FileVault Document View (DocView) Format
Overview
FileVault uses a slightly different format than the Document View specified by JCR 2.0.
In general all nodes that cannot be serialized as plain directories or as plain files are
serialized into DocView XML files. If the node can only be partially mapped to a directory or file,
it will be accompanied with a .content.xml
containing the residual content.
For example, a full coverage content tree, starting at the node example
will be serialized into
an example.xml
file, using the (FileVault) DocView format.
For example, a sling:Folder node, named libs
will be serialized into a directory libs
and a
libs/.content.xml
file, using the (FileVault) DocView format.
Also see the Vault FS article about this.
Deviations from the JCR Document View
Root Element
The root element of the FileVault DocView is always jcr:root
no matter of the node name it serializes.
Because the node name is implicitly given by either the file name or the directory name, it would be
redundant to repeat the node name in the document.
Example:
<?xml version="1.0" encoding="UTF-8"?>
<jcr:root xmlns:sling="http://sling.apache.org/jcr/sling/1.0" xmlns:jcr="http://www.jcp.org/jcr/1.0"

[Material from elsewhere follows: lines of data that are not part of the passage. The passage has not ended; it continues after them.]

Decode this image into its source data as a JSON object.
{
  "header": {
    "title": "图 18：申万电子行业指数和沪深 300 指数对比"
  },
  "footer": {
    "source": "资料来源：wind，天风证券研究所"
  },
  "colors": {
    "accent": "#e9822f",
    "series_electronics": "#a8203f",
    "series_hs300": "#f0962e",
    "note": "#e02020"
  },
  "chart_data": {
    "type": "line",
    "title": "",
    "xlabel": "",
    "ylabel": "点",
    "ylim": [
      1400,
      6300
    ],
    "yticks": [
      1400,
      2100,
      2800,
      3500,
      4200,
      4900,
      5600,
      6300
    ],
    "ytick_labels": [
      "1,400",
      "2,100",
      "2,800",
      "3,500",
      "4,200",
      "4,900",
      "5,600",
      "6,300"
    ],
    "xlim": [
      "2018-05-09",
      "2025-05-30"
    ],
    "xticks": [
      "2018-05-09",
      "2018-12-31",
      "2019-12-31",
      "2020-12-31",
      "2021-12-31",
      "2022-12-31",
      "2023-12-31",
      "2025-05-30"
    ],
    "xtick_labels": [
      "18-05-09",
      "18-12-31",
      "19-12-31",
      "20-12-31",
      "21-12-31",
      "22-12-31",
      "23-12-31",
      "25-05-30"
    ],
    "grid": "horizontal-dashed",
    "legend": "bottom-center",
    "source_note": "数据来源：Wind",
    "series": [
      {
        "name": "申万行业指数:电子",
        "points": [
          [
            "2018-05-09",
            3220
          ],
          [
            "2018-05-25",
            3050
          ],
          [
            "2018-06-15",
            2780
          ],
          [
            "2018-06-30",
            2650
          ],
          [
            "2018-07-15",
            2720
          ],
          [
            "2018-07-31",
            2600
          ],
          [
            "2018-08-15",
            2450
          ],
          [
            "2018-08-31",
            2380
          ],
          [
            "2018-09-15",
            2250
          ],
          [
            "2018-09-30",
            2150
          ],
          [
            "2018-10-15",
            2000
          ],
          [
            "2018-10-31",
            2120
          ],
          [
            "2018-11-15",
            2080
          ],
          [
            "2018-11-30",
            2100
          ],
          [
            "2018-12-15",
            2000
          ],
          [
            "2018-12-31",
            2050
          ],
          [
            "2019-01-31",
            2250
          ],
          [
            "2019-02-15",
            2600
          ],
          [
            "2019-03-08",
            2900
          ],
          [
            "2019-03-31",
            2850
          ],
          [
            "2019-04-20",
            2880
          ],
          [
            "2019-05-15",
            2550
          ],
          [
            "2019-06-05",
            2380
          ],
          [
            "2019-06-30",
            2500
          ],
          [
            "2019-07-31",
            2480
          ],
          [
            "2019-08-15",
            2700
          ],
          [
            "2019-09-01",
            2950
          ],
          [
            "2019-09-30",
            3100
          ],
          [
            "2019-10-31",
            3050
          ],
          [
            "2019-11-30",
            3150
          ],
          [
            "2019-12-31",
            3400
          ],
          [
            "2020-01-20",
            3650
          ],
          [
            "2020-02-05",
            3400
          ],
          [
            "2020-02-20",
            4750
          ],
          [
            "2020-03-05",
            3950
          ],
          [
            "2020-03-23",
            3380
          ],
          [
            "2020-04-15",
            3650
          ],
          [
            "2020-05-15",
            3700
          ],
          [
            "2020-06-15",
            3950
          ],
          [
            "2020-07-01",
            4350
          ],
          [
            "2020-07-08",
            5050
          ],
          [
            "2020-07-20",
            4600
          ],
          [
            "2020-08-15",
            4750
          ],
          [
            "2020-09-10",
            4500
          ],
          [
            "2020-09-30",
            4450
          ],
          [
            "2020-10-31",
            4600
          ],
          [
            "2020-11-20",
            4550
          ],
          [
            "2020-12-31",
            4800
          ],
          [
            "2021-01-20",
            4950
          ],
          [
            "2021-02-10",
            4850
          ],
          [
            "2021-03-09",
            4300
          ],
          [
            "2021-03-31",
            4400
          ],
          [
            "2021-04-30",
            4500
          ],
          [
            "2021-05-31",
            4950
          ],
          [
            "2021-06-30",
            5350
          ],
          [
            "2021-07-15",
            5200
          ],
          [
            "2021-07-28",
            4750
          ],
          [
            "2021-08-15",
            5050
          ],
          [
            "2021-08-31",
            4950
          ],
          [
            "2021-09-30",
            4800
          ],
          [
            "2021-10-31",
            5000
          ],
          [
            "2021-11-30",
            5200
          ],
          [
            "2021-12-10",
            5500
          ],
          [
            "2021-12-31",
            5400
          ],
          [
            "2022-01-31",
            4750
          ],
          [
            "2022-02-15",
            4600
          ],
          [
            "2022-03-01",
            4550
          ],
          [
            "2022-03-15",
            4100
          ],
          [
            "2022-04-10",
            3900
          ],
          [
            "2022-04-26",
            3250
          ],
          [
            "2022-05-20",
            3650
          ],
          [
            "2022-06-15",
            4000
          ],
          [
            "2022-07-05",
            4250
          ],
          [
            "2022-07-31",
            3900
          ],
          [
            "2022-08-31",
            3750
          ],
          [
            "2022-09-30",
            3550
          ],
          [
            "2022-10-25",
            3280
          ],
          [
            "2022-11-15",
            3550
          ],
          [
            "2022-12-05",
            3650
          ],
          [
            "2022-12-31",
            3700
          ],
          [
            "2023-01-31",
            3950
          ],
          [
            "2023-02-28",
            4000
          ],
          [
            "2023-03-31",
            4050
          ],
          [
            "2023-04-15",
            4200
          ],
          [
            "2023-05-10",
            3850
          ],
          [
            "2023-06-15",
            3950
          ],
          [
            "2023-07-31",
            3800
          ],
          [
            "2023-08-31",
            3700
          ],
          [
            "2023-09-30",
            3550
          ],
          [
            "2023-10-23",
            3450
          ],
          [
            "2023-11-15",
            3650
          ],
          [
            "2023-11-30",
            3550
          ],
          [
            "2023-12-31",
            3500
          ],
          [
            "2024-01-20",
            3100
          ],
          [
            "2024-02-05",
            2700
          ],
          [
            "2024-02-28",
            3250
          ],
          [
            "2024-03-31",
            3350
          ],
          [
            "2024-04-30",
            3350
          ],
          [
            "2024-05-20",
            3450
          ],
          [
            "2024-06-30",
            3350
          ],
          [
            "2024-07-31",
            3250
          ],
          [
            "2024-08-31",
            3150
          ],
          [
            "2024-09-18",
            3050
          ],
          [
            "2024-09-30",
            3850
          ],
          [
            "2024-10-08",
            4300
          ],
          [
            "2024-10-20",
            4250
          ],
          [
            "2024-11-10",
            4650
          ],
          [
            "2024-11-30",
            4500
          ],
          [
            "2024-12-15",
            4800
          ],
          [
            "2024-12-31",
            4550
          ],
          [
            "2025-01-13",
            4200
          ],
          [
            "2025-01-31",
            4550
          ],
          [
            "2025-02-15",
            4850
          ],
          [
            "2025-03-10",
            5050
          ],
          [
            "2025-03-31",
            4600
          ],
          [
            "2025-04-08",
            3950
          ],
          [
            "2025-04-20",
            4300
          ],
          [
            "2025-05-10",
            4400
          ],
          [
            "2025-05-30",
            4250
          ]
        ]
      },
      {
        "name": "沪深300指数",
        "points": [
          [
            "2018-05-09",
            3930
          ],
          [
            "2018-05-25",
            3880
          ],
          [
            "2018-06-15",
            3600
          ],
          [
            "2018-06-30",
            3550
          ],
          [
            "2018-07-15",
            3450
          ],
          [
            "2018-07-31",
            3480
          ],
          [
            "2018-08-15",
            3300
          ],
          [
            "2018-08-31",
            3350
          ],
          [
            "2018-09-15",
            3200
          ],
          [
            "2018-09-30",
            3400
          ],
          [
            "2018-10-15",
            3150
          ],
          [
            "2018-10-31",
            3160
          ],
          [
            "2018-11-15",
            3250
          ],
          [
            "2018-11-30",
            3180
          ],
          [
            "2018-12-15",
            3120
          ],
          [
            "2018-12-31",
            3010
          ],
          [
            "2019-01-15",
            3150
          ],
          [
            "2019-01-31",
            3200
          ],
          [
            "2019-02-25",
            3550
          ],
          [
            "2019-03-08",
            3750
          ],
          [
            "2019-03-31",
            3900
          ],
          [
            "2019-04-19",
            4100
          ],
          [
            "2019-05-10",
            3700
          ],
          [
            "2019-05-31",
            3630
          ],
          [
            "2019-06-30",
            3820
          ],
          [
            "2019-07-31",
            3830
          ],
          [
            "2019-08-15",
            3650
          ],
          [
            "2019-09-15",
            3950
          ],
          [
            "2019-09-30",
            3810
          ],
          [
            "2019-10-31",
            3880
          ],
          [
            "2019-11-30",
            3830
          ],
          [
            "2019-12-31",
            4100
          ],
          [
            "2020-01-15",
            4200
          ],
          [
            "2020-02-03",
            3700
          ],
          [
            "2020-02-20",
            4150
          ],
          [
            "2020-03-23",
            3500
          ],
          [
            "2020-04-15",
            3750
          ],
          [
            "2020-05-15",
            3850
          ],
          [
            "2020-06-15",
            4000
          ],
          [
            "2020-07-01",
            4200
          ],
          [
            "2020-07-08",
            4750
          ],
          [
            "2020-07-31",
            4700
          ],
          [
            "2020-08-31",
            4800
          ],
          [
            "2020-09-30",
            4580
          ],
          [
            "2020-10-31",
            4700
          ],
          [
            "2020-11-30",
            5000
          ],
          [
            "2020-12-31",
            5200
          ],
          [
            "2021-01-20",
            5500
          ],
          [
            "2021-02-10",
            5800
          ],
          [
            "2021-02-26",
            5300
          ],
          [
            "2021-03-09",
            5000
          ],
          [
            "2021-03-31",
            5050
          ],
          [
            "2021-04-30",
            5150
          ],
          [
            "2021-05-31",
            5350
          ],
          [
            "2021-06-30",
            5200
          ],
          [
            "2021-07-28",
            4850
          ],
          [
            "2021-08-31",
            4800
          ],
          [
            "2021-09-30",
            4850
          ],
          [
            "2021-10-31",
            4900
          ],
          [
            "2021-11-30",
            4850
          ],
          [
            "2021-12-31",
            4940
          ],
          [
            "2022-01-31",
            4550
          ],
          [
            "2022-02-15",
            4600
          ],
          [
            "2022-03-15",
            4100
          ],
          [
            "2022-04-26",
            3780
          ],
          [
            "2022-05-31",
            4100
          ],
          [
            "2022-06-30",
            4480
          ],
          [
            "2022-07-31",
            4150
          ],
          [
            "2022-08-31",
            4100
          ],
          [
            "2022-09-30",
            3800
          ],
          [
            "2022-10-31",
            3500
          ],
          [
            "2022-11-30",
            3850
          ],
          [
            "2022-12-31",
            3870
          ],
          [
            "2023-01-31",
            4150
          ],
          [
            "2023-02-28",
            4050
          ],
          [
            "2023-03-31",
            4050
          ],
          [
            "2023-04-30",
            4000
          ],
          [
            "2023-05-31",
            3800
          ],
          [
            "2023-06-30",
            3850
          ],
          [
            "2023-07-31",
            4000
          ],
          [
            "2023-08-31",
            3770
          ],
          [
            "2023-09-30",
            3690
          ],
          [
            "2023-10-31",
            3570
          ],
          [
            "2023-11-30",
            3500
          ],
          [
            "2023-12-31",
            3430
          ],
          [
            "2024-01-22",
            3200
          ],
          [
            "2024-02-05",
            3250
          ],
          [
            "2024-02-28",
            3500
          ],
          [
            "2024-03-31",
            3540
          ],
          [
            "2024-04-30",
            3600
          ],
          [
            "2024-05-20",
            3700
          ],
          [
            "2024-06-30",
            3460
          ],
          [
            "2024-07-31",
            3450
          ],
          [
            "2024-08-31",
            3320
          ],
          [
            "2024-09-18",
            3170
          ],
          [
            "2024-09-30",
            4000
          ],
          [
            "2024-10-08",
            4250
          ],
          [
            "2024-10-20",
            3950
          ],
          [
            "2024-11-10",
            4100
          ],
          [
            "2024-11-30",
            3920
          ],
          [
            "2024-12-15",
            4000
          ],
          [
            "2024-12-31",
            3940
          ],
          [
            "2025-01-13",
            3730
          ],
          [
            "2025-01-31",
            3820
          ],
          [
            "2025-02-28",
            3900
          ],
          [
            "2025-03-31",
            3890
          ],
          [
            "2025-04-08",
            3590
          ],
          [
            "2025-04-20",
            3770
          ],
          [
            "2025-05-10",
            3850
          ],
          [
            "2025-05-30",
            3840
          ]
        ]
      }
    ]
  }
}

jcr:primaryType="sling:Folder"
title="Libraries"/>
As by that the filename implicitly sets the root element name, its namespace is also supposed to be declared in the XML in case it is using a prefix. This is similar to all other elements in the XML.
Empty Elements
The deserialization treats empty elements different than the default JCR 2.0 DocView Import, as empty elements never create a new node in the repository but are merely used to define the child node sort order. Nodes/properties below empty elements will never be removed during import (JCRVLT-251)
Property Values
The probably biggest different to the JCR 2.0 DocView is the handling of the property values. All properties are serialized as XML attributes as in JCR, but their values have the property type encoded. The format of the attribute value is:
property-value := [ "{" property-type "}" ] ( value | "[" [ value { "," value } ] "]"
If no type is specified, it defaults to STRING.
As types all arguments accepted by PropertyType.valueFromName(String) are valid.
This is all strings defined by the constants whose names start with TYPENAME_
in PropertyType and BinaryRef
for binary reference values (see below).
Multi-value properties contain the values as comma-separated list enclosed by [
and ]
. The special value \0
must be used to for a singleton multi-value property containing only the empty string.
Examples:
Type | Value | Serialized |
---|---|---|
String | “Hello, world!” | “Hello, world!” |
Long | 42 | “{Long}42” |
Boolean | true | “{Boolean}true” |
Double[] | {1.0, 2.5, 3.0} | “{Double}[1.0,2.5,3.0]” |
Binary Properties
In contrast to JCR 2.0 DocView binary properties are not supported inline via base64 encoding. Instead either a dedicated .binary file must be used or a regular file aggregate which sets the jcr:content/jcr:data
binary property implicitly.
Only for binary values which also implement org.apache.jackrabbit.api.ReferenceBinary
the string identifier of the binary reference is optionally given directly inside in a FileVault DocView (JCR-3534). This only happens in case the package property useBinaryReferences
is set to true
. Package imports use this approach whenever a binary reference property in FileVault DocView XML is found (with property-type
= BinaryRef
). This only works if the source and the destination repository of the package share the same data store.
Empty binary attributes (with values "{Binary}"
) will always leave the according property in the repository untouched during import (in case such a property already exists). Every other value for binary properties leads to an exception.
Escaping
The raw attribute value is escaped in order to preserve the special semantics:
Character | Escape Sequence | Comment |
---|---|---|
\ |
\\ |
|
, |
\, |
Only necessary for multi-value properties |
[ |
\[ |
Only necessary at the start of single-value properties |
{ |
\{ |
Only necessary at the start of single-value properties |
invalid xml character | \uXXXX |
Unicode code points |
<empty string> |
\0 |
Only necessary within singleton multi-value properties to indicate an empty string item (JCRVLT-4). |
Please note, that this escaping only concerns the raw attribute value. If the value contains
characters that cannot be used in XML attributes, like &
or <
, the according XML entities need to be used.